Franc succès de la Journée d’écologie intégrale OSP-Limite

Franc succès de la Journée d’écologie intégrale OSP-Limite
23 novembre 2015 Dorothée Paliard

Franc succès de la Journée d’écologie intégrale OSP-Limite

21 Novembre 2015.

Une semaine avant la COP 21 et dans la lancée de Laudato si’, première encyclique consacrée à l’écologie, catholiques et écologistes se sont retrouvés à Toulon le 21 novembre pour la première Journée d’écologie intégrale du diocèse. Celle-ci était organisée par l’Observatoire sociopolitique (OSP) en partenariat avec la jeune revue Limite. Et ce fut un franc succès. D’abord par la très grande qualité des  interventions, ensuite par la richesse des échanges avec le public. Du début à la fin, toutes les discussions abordaient, reprenaient et approfondissaient le message du pape François dans son encyclique, discutaient des concepts de décroissance ou de sobriété heureuse, revenant sans cesse sur le lien entre les questions environnementales et sociales.

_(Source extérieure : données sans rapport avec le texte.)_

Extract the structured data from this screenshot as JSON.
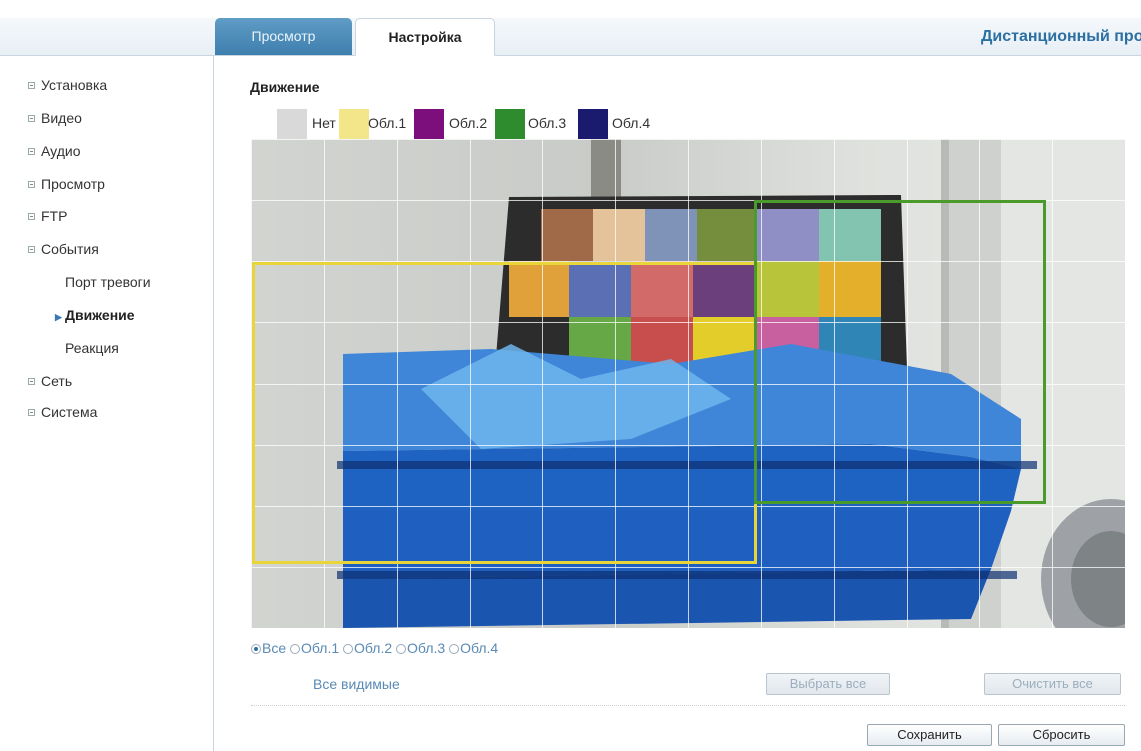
{
  "header": {
    "tabs": [
      {
        "label": "Просмотр",
        "active": false
      },
      {
        "label": "Настройка",
        "active": true
      }
    ],
    "app_title": "Дистанционный про"
  },
  "sidebar": {
    "items": [
      {
        "label": "Установка"
      },
      {
        "label": "Видео"
      },
      {
        "label": "Аудио"
      },
      {
        "label": "Просмотр"
      },
      {
        "label": "FTP"
      },
      {
        "label": "События"
      }
    ],
    "events_subitems": [
      {
        "label": "Порт тревоги"
      },
      {
        "label": "Движение",
        "active": true
      },
      {
        "label": "Реакция"
      }
    ],
    "items_after": [
      {
        "label": "Сеть"
      },
      {
        "label": "Система"
      }
    ]
  },
  "main": {
    "title": "Движение",
    "legend": [
      {
        "label": "Нет",
        "color": "#d9d9d9"
      },
      {
        "label": "Обл.1",
        "color": "#f3e68a"
      },
      {
        "label": "Обл.2",
        "color": "#7d0f7d"
      },
      {
        "label": "Обл.3",
        "color": "#2e8b2e"
      },
      {
        "label": "Обл.4",
        "color": "#1a1a6e"
      }
    ],
    "zones": [
      {
        "name": "Обл.1",
        "color": "#e8d53a"
      },
      {
        "name": "Обл.3",
        "color": "#4a9a2c"
      }
    ],
    "area_filter": {
      "options": [
        "Все",
        "Обл.1",
        "Обл.2",
        "Обл.3",
        "Обл.4"
      ],
      "selected": "Все"
    },
    "visible_all_label": "Все видимые",
    "select_all_label": "Выбрать все",
    "clear_all_label": "Очистить все",
    "save_label": "Сохранить",
    "reset_label": "Сбросить"
  }
}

En ouverture, Olivier Rey, qui a enseigné les mathématique à l’École polytechnique et qui enseigne aujourd’hui la philosophie à l’université Panthéon-Sorbonne, a réfléchi à la notion de limite et d’équilibre dans la pensée grecque et la manière dont nous nous en sommes éloignées. Puis de décrire le risque d’effondrement qui menace nos sociétés dont les seules réponses sont techniques.

Thierry Jaccaud, rédacteur en chef de la revue L’Écologiste, a ensuite discuté avec Luc Richard, bénévole à l’OSP, de l’écologie comme vision du monde et des convergences possibles et nécessaires entre chrétiens et écologistes historiques, argumentant à partir d’une lecture très précise de Laudato si’.

La table ronde « La catastrophe écologique, fruit pourri du capitalisme ? », animée par Paul Piccarreta, directeur de la rédaction de la revue Limite, a ouvert les discussion avec une intervention de Kevin Boucaud, économiste de formation, anciennement journaliste à L‘Humanité et contributeur au Comptoir. Il a posé le cadre du débat, resituant historiquement le système capitaliste, son expansion, et les contraintes insoutenables que celui-ci impose à l’environnement. Cyrille Frey, ornithologue et chargé d’études dans une association de protection de la nature, a témoigné à partir de son expérience de terrain de la dégradation fulgurante à laquelle est soumise la biodiversité – depuis 1950, à l’échelle de la planète, 50% des vertébrés ont disparu ! – et des conséquences funestes pour l’homme, dont les libéraux ont réussi à faire croire qu’il était un être hors-sol, déconnecté des écosystèmes. Marie Frey, journaliste indépendante, collaboratrice à La Vie, Reporterre et Prier, a rappelé comment l’écologie, qui est avant tout une science, a été transformée en simple opinion politique. Disqualifier l’écologie scientifique et le travail des chercheurs permet aux politiques, de droite comme de gauche, de tenir pour quantité négligeable les études d’impact sur l’environnement. L’exemple donné par Marie Frey des zones humides qui vont être détruite par la construction de l’aéroport de Notre-Dame-des-Landes est particulièrement éloquent. Thierry Jaccaud, enfin, a diagnostiqué de manière globale la catastrophe écologique en cours, en rappelant l’origine de la notion de développement et comment celle-ci a été imposée aux pays pauvres par les sociétés industrielles au sortir de la Seconde Guerre mondiale, en particulier par les États-Unis. Toutes les discussions et interventions ont été l’occasion d’approfondir la réflexion autour de Laudato si’.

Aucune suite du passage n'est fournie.